PEGGY BATES: BARACHOIS







October 16 – November 9, 2008
Opens Thursday, October 16, 6-9 PM

GALLERY THOMAS JAECKEL
532 West 25th Street, 2nd floor
New York, New York 10001


Thomas Jaeckel and David Gibson are proud to present “Barachois” a series of new paintings by Peggy Bates in which the artist continues her fascination with the signification and expressivity of organic form as a direct charismatic link to the natural world. Her most recent body of work has taken on a chromatic tone of coolness which ranges from the icy blue associated with the first days of a new winter season, to day-glo yellow and fuschia, purple, aquamarine, and sea green. The forms which appear in this work are characterized by a scriptlike furtiveness, in which broad swaths of bright colors wade amid a light blue background, just like the eddies of tides which are caught against the sandbars of tidal pools before being swept out to sea. But despite their sensitive chromatic touch, and the antic forms in their foreground, they are characterized by a sense of aesthetic polarity suggesting chiaroscuro. Beyond the demonstrative flow of her marks, there is an intimation that Bates is exploring new ways to signify form, and her new gestures suggest hieroglyphics, LED signals on heart monitors or lie detectors, or brightly colored flags waving in a fresh wind.

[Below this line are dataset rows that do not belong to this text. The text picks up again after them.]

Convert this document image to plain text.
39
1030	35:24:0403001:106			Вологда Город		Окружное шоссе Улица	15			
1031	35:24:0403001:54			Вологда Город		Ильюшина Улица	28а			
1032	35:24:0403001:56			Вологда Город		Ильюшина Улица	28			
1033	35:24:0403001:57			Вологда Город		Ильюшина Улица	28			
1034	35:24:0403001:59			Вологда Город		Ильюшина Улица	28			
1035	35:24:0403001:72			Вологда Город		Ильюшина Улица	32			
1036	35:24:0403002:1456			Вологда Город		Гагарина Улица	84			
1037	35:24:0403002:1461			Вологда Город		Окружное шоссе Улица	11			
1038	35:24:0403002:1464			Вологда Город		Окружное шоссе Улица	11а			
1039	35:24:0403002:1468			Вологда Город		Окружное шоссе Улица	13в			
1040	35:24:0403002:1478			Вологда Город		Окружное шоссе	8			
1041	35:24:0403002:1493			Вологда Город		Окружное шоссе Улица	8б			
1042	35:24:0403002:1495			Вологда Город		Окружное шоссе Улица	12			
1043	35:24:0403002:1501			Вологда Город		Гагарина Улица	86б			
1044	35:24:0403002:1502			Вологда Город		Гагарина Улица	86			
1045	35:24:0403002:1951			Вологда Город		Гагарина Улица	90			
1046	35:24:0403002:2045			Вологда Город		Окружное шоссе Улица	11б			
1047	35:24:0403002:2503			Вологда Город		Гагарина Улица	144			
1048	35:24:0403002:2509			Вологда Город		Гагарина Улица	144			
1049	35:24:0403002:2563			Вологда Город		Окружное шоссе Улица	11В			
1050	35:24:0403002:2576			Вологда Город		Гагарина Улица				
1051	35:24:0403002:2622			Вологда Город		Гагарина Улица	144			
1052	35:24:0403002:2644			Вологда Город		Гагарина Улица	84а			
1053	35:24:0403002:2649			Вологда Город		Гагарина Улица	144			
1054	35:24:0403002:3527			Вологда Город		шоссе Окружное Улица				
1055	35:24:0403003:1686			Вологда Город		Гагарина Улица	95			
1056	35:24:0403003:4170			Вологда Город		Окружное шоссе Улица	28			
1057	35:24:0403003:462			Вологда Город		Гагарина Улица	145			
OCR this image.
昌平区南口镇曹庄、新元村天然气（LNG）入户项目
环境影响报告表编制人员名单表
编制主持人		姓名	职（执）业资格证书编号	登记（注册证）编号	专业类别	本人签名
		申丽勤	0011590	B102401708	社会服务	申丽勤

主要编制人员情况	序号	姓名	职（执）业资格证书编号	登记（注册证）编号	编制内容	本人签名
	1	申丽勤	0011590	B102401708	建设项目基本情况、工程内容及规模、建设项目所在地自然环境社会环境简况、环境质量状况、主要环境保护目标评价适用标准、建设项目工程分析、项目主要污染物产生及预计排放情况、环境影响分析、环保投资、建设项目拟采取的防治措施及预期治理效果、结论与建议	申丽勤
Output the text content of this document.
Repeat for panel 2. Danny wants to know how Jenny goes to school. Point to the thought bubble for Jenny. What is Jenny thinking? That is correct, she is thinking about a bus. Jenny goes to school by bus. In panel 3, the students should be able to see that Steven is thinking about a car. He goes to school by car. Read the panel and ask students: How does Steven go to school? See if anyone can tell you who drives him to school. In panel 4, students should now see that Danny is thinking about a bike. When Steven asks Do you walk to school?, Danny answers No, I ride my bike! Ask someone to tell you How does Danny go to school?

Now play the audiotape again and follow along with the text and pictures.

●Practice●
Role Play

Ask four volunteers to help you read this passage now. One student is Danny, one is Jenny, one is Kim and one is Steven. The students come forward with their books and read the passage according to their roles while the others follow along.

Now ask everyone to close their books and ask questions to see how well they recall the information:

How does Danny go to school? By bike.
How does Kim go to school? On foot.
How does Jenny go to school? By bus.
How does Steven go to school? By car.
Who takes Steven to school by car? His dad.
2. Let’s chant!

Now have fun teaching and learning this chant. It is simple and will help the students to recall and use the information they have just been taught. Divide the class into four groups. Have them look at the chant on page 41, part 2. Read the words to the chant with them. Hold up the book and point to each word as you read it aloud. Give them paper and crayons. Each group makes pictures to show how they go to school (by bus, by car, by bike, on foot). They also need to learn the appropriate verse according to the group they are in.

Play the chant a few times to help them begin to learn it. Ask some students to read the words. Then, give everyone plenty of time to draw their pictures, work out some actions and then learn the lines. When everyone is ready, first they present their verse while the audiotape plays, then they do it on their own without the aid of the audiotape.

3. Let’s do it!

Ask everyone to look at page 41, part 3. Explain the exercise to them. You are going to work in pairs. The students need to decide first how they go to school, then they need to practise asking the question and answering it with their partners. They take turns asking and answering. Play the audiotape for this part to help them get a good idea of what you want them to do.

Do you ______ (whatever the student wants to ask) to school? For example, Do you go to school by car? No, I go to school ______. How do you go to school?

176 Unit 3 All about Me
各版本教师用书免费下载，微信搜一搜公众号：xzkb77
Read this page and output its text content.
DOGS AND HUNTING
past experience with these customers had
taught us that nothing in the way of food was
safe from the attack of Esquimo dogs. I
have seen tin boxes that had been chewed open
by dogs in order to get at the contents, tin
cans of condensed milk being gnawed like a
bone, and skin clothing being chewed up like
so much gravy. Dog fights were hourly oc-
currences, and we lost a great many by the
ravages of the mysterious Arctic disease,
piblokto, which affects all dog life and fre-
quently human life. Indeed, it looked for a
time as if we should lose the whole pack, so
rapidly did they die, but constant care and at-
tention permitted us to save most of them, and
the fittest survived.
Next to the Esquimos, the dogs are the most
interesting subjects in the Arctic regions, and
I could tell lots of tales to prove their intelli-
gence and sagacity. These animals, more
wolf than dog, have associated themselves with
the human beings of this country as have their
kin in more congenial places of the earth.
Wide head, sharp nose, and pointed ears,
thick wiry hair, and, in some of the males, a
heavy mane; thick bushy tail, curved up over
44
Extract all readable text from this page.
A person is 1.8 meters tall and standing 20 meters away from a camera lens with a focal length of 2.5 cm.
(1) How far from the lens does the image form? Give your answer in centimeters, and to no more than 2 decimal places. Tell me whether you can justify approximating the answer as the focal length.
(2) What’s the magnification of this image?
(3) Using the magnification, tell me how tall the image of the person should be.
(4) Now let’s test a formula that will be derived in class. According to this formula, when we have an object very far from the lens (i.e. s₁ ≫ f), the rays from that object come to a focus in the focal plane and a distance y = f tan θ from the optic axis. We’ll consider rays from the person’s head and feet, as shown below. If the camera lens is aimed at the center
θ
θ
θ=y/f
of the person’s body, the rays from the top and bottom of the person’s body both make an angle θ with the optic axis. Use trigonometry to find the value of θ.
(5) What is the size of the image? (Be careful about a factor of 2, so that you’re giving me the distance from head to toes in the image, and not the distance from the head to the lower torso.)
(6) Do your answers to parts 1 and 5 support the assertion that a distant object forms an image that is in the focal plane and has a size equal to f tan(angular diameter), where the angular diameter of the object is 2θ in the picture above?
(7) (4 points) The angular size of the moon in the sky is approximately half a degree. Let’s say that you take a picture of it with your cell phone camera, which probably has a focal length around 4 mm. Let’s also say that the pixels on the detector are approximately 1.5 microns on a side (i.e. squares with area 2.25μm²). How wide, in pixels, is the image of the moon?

The source for Bates's art lies in a desire to embrace landscape within contemporary culture. She explores notions of travel, dislocation, and the human desire to traverse through paintings that reflect places she's visited. To create the works, Bates relies on memory, sensory recollection, and ephemera that she collects along the way. Her usual focus is the peculiarities of each location's topography and the boundaries between land and bodies of water. What resonates in Bates's paintings is an underlying emotional relationship between exterior landscapes and the impressions of the human interior. Reflections of travel are captured in the flow of paint, its direction determined by real or imagined experience. To create the pieces, she pours liquid paint in layers on the canvas, a process that involves a continuous interplay of manipulation and chance. The paintings develop into an arrangement of metaphorical elements: sensual, surrealistic shapes, sometimes in highly charged hues; soft, floating masses; or large pools of paint spilled across the ground. Perception is exaggerated in an organic play of paint as shapes and forms are stretched and pulled. To create the pieces, Bates considers both details observed during her travels and factual details from maps of each location, setting off the experience of the personal with cultural data. Each painting is titled with the name of the place that was its inspiration. Bates encourages viewers to uncover their own sense of the power of fantasy and dream through an exploration of the work.